Не лучше было и положение крестьян. В заметке «Голод в деревне» Сталин цитировал письмо крестьянина из Муромского уезда: «Наступает скоро зима, реки замерзнут, и тогда нам придется умереть с голоду. Станция железной дороги от нас далеко. Выйдем мы на улицы искать хлеба. Как нас не называйте, но голод заставляет нас это сделать».

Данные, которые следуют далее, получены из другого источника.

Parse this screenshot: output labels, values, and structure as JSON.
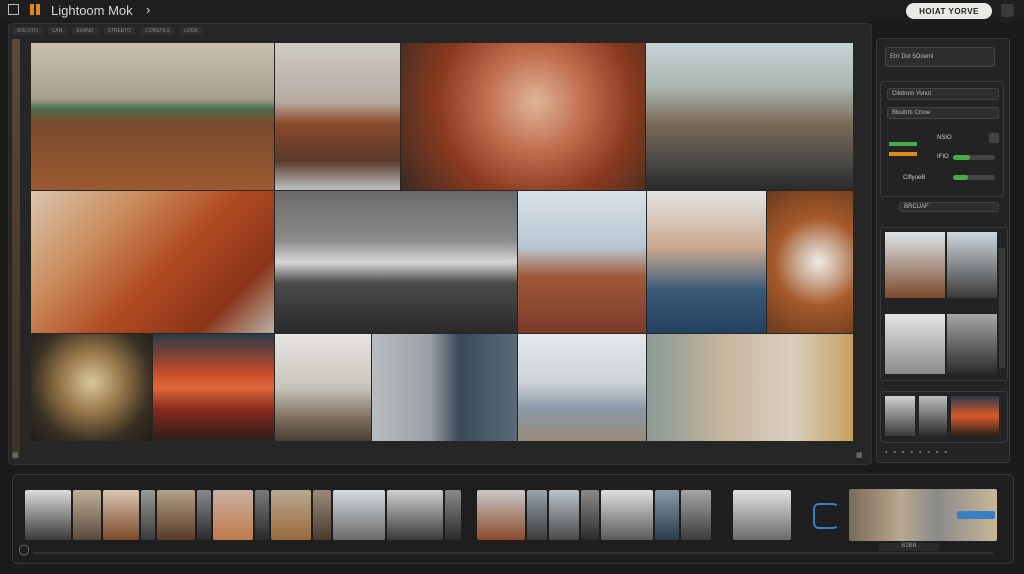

Нехватка продовольствия ощущалась даже в фешенебельных гостиницах Петрограда. По воспоминаниям английского писателя Уильяма Сомерсета Моэма, прибывшего в августе 1917 года в столицу России, в них не было ни хлеба, ни масла, ни сахара, ни яиц, ни картошки. В одном из лучших ресторанов Петрограда могли предложить лишь рыбу и зелень. Временное правительство, которое с 8 июля возглавил А.Ф. Керенский, демонстрировало свою неспособность найти выход из отчаянного положения. Оценивая ситуацию в России осенью 1917 года, Моэм писал: «Керенский… был съедаем тщеславием и увольнял любого министра, который, как ему казалось, представлял угрозу для его положения. Он произносил бесконечные речи. Был момент, когда возникла опасность того, что немцы двинутся на Петроград. Керенский произносил речи. Нехватка продовольствия становилась все более угрожающей, приближалась зима и не было топлива. Керенский произносил речи. Ленин скрывался в Петрограде, говорили, что Керенский знает, где он находится, но не осмеливается его арестовать. Он произносил речи».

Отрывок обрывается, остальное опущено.